Het is het hof onvoldoende gebleken dat [appellanten c.s.] zijn verzekerd voor de buitengerechtelijke kosten. [geïntimeerde] heeft ter zake niet op enig artikel gewezen uit hun rechtsbijstandverzekering. Dat dergelijke kosten zijn gemaakt, staat voldoende vast gelet op alleen al het feit dat [geïntimeerde] zelf heeft verzocht om “informeel” over de zaak te praten en heeft gepoogd met [appellanten c.s.] een minnelijke regeling te treffen (zie in elk geval productie 32 bij de akte houdende producties d.d. 5 september 2012). Het gevorderde bedrag komt het hof niet bovenmatig voor, zodat de grief faalt.
4.13
De derde grief van [geïntimeerde] heeft geen zelfstandige betekenis, zodat het hof deze onbesproken laat.
4.14
Voor zover partijen bewijs hebben aangeboden, passeert het hof deze aanbiedingen. Voor zover zij hieraan concrete feiten en omstandigheden ten grondslag hebben gelegd, kunnen deze, indien bewezen, niet tot een ander oordeel leiden.
4.15
Gelet op het vorenstaande dient het vonnis van 11 december 2013 te worden vernietigd voor zover de rechtbank daarin in r.o. 4.6.1 heeft geoordeeld dat de schade ter zake onderverzekering € 81.397,96 bedraagt in plaats van € 86.157,96. Het eindvonnis dient te worden vernietigd voor zover daarin het bedrag van € 86.157,96 niet is toegewezen en voor zover daarin door de rechtbank is uitgegaan van € 177.690,- aan inboedelschade in plaats van € 198.465,50 aan inboedelschade. Het hof acht in het principaal appel beide partijen over en weer zodanig op enkele punten in het ongelijk gesteld, dat de kosten daarvan zullen worden gecompenseerd.

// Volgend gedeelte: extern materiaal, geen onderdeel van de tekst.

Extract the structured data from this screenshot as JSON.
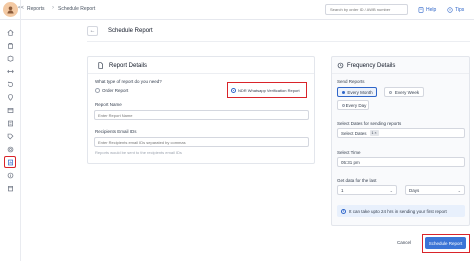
{
  "topbar": {
    "logo_initials": "",
    "breadcrumbs": [
      "Reports",
      "Schedule Report"
    ],
    "search_placeholder": "Search by order ID / AWB number",
    "help_label": "Help",
    "tips_label": "Tips"
  },
  "sidebar": {
    "items": [
      {
        "icon": "home-icon"
      },
      {
        "icon": "orders-icon"
      },
      {
        "icon": "box-icon"
      },
      {
        "icon": "shipping-icon"
      },
      {
        "icon": "returns-icon"
      },
      {
        "icon": "location-icon"
      },
      {
        "icon": "channels-icon"
      },
      {
        "icon": "billing-icon"
      },
      {
        "icon": "tag-icon"
      },
      {
        "icon": "support-icon"
      },
      {
        "icon": "reports-icon",
        "active": true
      },
      {
        "icon": "info-icon"
      },
      {
        "icon": "calendar-icon"
      }
    ]
  },
  "page": {
    "back_label": "←",
    "title": "Schedule Report"
  },
  "report_details": {
    "title": "Report Details",
    "question": "What type of report do you need?",
    "options": [
      "Order Report",
      "NDR Whatsapp Verification Report"
    ],
    "selected_option": "NDR Whatsapp Verification Report",
    "report_name_label": "Report Name",
    "report_name_placeholder": "Enter Report Name",
    "recipients_label": "Recipients Email IDs",
    "recipients_placeholder": "Enter Recipients email IDs separated by commas",
    "recipients_hint": "Reports would be sent to the recipients email IDs"
  },
  "frequency_details": {
    "title": "Frequency Details",
    "send_reports_label": "Send Reports",
    "frequency_options": [
      "Every Month",
      "Every Week",
      "Every Day"
    ],
    "selected_frequency": "Every Month",
    "select_dates_label": "Select Dates for sending reports",
    "select_dates_value": "Select Dates",
    "selected_date_chip": "1 ×",
    "select_time_label": "Select Time",
    "select_time_value": "05:31 pm",
    "last_label": "Get data for the last",
    "last_number": "1",
    "last_unit": "Days",
    "info_text": "It can take upto 24 hrs in sending your first report"
  },
  "footer": {
    "cancel_label": "Cancel",
    "submit_label": "Schedule Report"
  },
  "colors": {
    "accent": "#3b74d6",
    "highlight": "#d9242a"
  }
}
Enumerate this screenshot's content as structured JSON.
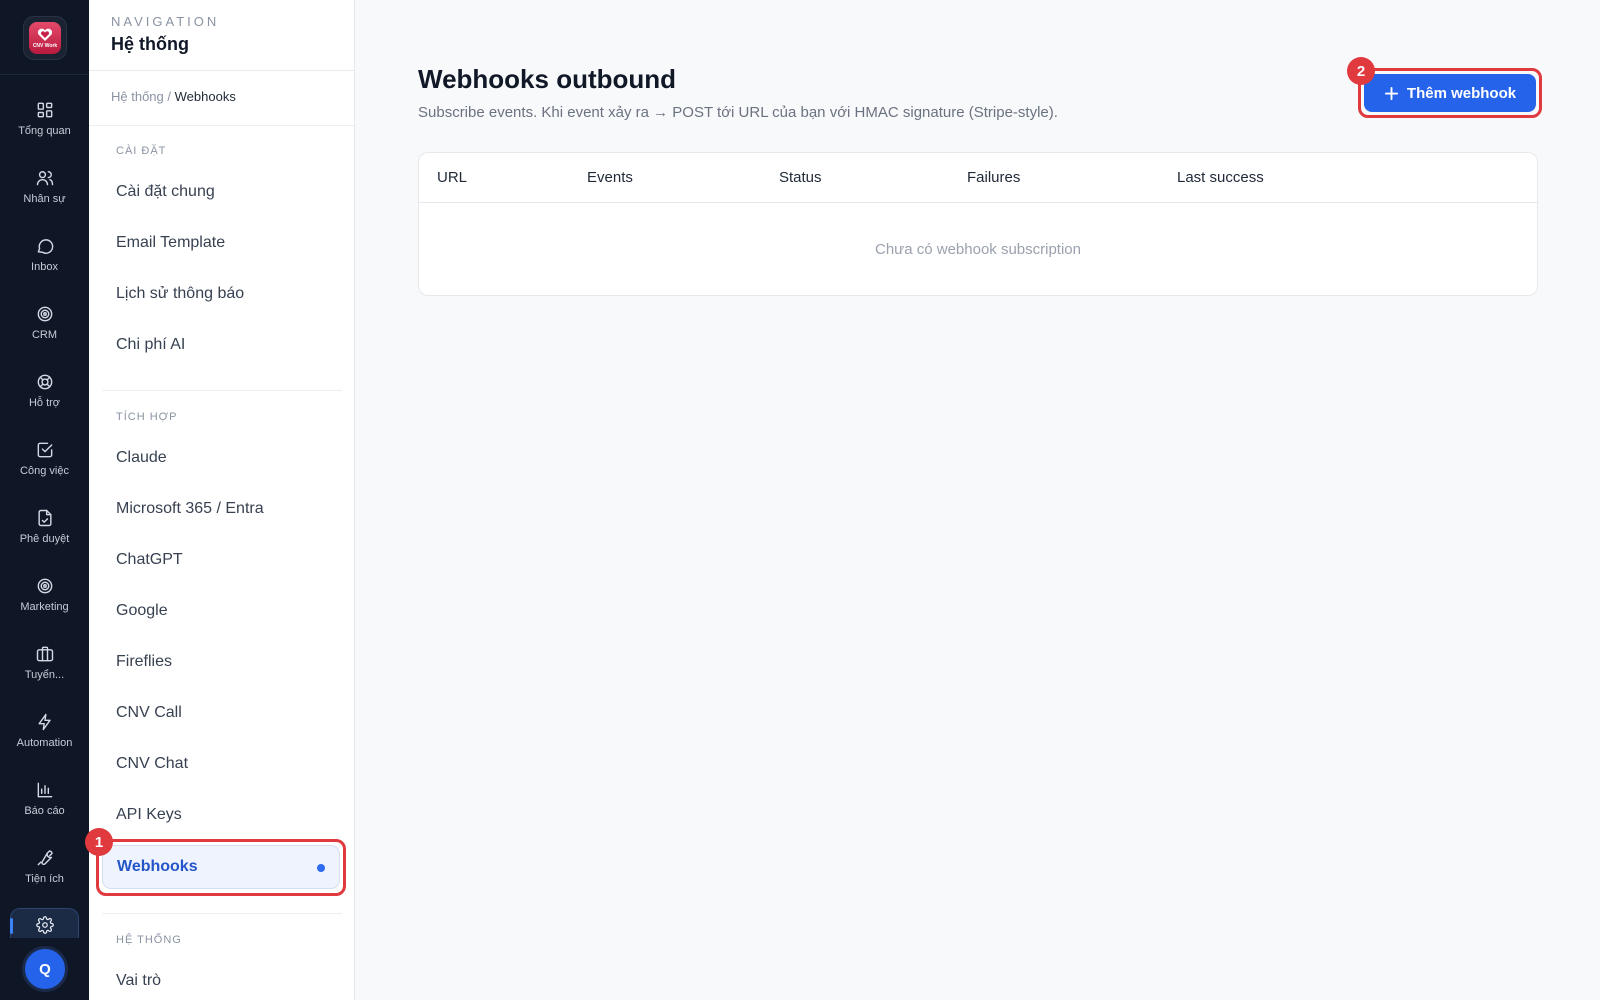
{
  "rail": {
    "logo_text": "CNV Work",
    "items": [
      {
        "label": "Tổng quan",
        "icon": "grid-icon"
      },
      {
        "label": "Nhân sự",
        "icon": "users-icon"
      },
      {
        "label": "Inbox",
        "icon": "chat-icon"
      },
      {
        "label": "CRM",
        "icon": "target-icon"
      },
      {
        "label": "Hỗ trợ",
        "icon": "lifebuoy-icon"
      },
      {
        "label": "Công việc",
        "icon": "checkbox-icon"
      },
      {
        "label": "Phê duyệt",
        "icon": "file-sign-icon"
      },
      {
        "label": "Marketing",
        "icon": "target-icon"
      },
      {
        "label": "Tuyển...",
        "icon": "briefcase-icon"
      },
      {
        "label": "Automation",
        "icon": "bolt-icon"
      },
      {
        "label": "Báo cáo",
        "icon": "bar-chart-icon"
      },
      {
        "label": "Tiện ích",
        "icon": "wrench-icon"
      }
    ],
    "active_icon": "gear-icon",
    "avatar_initial": "Q"
  },
  "sidebar": {
    "kicker": "NAVIGATION",
    "title": "Hệ thống",
    "breadcrumb": {
      "parent": "Hệ thống",
      "separator": "/",
      "current": "Webhooks"
    },
    "groups": [
      {
        "label": "CÀI ĐẶT",
        "items": [
          "Cài đặt chung",
          "Email Template",
          "Lịch sử thông báo",
          "Chi phí AI"
        ]
      },
      {
        "label": "TÍCH HỢP",
        "items": [
          "Claude",
          "Microsoft 365 / Entra",
          "ChatGPT",
          "Google",
          "Fireflies",
          "CNV Call",
          "CNV Chat",
          "API Keys"
        ]
      },
      {
        "label": "HỆ THỐNG",
        "items": [
          "Vai trò"
        ]
      }
    ],
    "active_item": "Webhooks"
  },
  "annotations": {
    "badge_1": "1",
    "badge_2": "2"
  },
  "main": {
    "title": "Webhooks outbound",
    "subtitle": "Subscribe events. Khi event xảy ra → POST tới URL của bạn với HMAC signature (Stripe-style).",
    "add_button": "Thêm webhook",
    "table": {
      "columns": [
        "URL",
        "Events",
        "Status",
        "Failures",
        "Last success"
      ],
      "empty_text": "Chưa có webhook subscription"
    }
  },
  "colors": {
    "accent": "#2563eb",
    "highlight": "#e0393e",
    "rail_bg": "#0f1726"
  }
}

In het incidenteel appel heeft [geïntimeerde] te gelden als de in het ongelijk gestelde partij, zodat zij de kosten daarvan dient te dragen.

5.De uitspraak

Het hof:
in het principaal appel:
vernietigt het vonnis van 11 december 2013 voor zover daarin in r.o. 4.6.1 is geoordeeld dat de schade ter zake onderverzekering van de opstal € 81.397,96 bedraagt in plaats van € 86.157,96;
vernietigt het vonnis van 23 april 2014 voor zover daarin [geïntimeerde] is veroordeeld tot betaling aan [appellante 1] en [appellante 2] van € 167.129,30 vermeerderd met de wettelijke rente vanaf 27 april 2011 en vermeerderd met € 2.000,- aan buitengerechtelijke incassokosten en doet wat dat betreft opnieuw recht als volgt:
veroordeelt [geïntimeerde] tot betaling aan [appellante 2] en [appellante 1] van € 192.664,80 vermeerderd met de wettelijke rente vanaf 27 april 2011 en vermeerderd met € 2.000,- aan buitengerechtelijke incassokosten;
bekrachtigt de vonnissen voor het overige;
compenseert de kosten van dit appel aldus dat iedere partij haar eigen kosten draagt;
in het incidenteel appel:
bekrachtigt het vonnis waarvan beroep;
veroordeelt [geïntimeerde] in de kosten van dit beroep, voor zover gerezen aan de zijde van [appellante 2] en [appellante 1] begroot op € 1.316,-, en voor wat betreft de nakosten op € 131,- indien geen betekening plaatsvindt, dan wel op € 199,- indien wel betekening plaatsvindt;
verklaart de proceskostenveroordeling uitvoerbaar bij voorraad.
in het principaal en incidenteel appel:
wijst het meer of anders gevorderde af;
Dit arrest is gewezen door mrs. M.G.W.M. Stienissen, J.R. Sijmonsma en Th.C.M. Hendriks-Jansen en is in het openbaar uitgesproken door de rolraadsheer op 19 april 2016.